All electric cars have outstanding performance compared to their petrol/ diesel equivalents and frankly some of them are quite scary as they have such performance that they skip down the road when you put your foot down. Seems to be the ones that were effectively conversions of a petrol car and/or have petrol diesel equivalents have most issues. Ipace has all the batteries in floorpan so very low centre of gravity and goes round corners like on rails - not sure whether McRae is specifically referring to a Model 3 as I have never driven one, but that it not my personal experience of my Ipace.
Tesla has best private charging infrastructure for long journey and their cars charge much quicker than almost all competition except Audi e-tron which is similar Speed of charge is as important as range if you do lots of long journeys. The public charging structure poor by comparison to Tesla's, and you do have to be patient with and EV and plan ahead and have a contingency plan on a long journey. But I regularly do a 350 mile trip between Northumberland to Somerset and so long as I leave with a full charge and plan charging stops well I can get there with about 50 minutes to an hour of charging across the journey (which is what I would do taking regular comfort / coffee/ food breaks. You have to change mindset if you own an EV and change expectation that you can just jump in and go and treat the journey like a timed race with bragging rights as to how quick you got there. If you are mainly doing the daily commute, this limitation just doesn't matter.

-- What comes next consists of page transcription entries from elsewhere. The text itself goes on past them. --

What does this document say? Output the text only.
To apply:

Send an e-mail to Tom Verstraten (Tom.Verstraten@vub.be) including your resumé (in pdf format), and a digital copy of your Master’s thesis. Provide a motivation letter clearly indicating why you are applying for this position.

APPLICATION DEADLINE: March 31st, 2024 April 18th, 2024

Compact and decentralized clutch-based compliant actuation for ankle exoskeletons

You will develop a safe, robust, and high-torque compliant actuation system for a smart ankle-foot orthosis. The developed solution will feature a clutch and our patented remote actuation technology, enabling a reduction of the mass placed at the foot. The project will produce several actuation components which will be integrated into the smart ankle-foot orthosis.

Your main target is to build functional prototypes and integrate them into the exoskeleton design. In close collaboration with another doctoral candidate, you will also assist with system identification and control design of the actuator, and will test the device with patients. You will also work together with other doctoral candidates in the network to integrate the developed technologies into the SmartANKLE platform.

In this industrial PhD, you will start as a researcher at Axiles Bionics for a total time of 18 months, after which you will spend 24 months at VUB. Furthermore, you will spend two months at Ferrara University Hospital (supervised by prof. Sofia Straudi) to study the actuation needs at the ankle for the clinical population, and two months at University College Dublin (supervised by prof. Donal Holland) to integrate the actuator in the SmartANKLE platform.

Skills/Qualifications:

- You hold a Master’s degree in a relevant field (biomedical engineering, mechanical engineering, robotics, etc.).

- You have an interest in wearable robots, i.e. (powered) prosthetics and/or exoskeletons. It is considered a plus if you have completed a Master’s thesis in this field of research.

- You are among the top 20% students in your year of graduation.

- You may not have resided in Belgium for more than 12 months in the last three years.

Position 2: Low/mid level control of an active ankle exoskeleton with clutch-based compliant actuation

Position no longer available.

I-pace is top build quality, Tesla is poor. e.g. My boss stripped his dashboard out and rebuilt as soon as he bought the tesla at 18 months old because he couldn't stand the rattles. I have never driven a Tesla, but went to showroom when Model 3 first came out build quality seemed Lada circa 1990s to me. This is the reason why I never even bothered with test driving a Tesla - I just couldn't get over their cheap look and feel.
Also, I found monthly lease costs on Tesla to be 30% more that like for like (i.e. same list price).
EVs are incredibly tax efficient as a company car. The income tax I pay this year as a benefit in kind is £30 a month. Last car I had was a Outlander PHEV and when that went my monthly income tax bill was £450 a month. (Half these amounts for lower rate tax payers)
EVs only serviced every 20K and service costs £100-200 a time.
All in costs of EVs are cheaper than petrol/diesel despite the press that likes to think otherwise as they only seem to look at day 1 list price.
You really need to go and sit in a Tesla and check out the build quality and take it for a test drive. Only way to tell if it is for you. Plus check out other competitor EVs for comparison.